The OP’s immediate reaction—tipping their previous amount ($60) on the new total—was a panic response driven by shock and a desire to mitigate immediate social discomfort, rather than a calculated decision. While the OP feels terrible, tipping less than standard can signal dissatisfaction, even if the true reason is affordability. The introduction of an assistant also complicates the dynamic, as the OP is now paying for a service (assistant labor) that was not part of the previous cost structure.
The OP’s actions regarding the tip amount were understandable given the shock, but they are not sustainable. The most constructive recommendation is to address the cost directly, not just the tip. The OP should schedule a brief, respectful conversation with the stylist (or salon manager) to explain that while they value the service highly, the new price point is beyond their budget. This allows the OP to either negotiate a reduced service (e.g., less frequent highlights or foregoing the assistant’s involvement if possible) or to respectfully transition to finding a new, more affordable stylist, thus establishing a clear, honest boundary.
THE COMMENTS SECTION WENT WILD – REDDIT HAD *A LOT* TO SAY ABOUT THIS ONE.



































The original poster (OP) is clearly conflicted, feeling severe guilt over tipping less than their standard 20% following a significant, unexpected price hike by their long-term hairdresser.

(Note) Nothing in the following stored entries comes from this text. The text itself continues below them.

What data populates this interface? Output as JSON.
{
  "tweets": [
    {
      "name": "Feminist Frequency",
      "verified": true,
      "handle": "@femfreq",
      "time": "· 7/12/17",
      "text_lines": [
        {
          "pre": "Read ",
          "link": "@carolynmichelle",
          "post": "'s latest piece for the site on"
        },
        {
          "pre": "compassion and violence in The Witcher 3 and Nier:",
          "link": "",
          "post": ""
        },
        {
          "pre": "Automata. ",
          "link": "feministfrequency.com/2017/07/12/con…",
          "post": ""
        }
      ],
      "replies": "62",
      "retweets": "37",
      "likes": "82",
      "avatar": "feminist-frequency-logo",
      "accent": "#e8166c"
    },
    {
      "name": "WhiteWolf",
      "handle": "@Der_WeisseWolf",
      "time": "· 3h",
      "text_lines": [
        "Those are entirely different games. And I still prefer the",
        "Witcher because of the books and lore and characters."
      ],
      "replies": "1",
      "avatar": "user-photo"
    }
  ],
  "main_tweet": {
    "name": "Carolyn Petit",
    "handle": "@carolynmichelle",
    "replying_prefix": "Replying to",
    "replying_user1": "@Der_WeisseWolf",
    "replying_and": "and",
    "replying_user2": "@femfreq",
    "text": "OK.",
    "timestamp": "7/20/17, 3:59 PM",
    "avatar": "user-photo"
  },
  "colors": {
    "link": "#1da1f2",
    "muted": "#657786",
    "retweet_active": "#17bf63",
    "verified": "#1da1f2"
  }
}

The central conflict lies between the OP’s established loyalty and appreciation for their stylist’s long-standing excellent service, and their current financial reality which makes the new service cost, coupled with the expected large tip, unaffordable.
The core debate is whether loyalty to a service provider justifies financial strain, or if the client has a responsibility to adjust their patronage when service costs exceed their budget, particularly when the provider’s pricing structure changes significantly. Should the OP prioritize their financial stability by finding a more affordable option, or must they attempt to resolve the tipping discrepancy with the stylist, despite the underlying cost issue?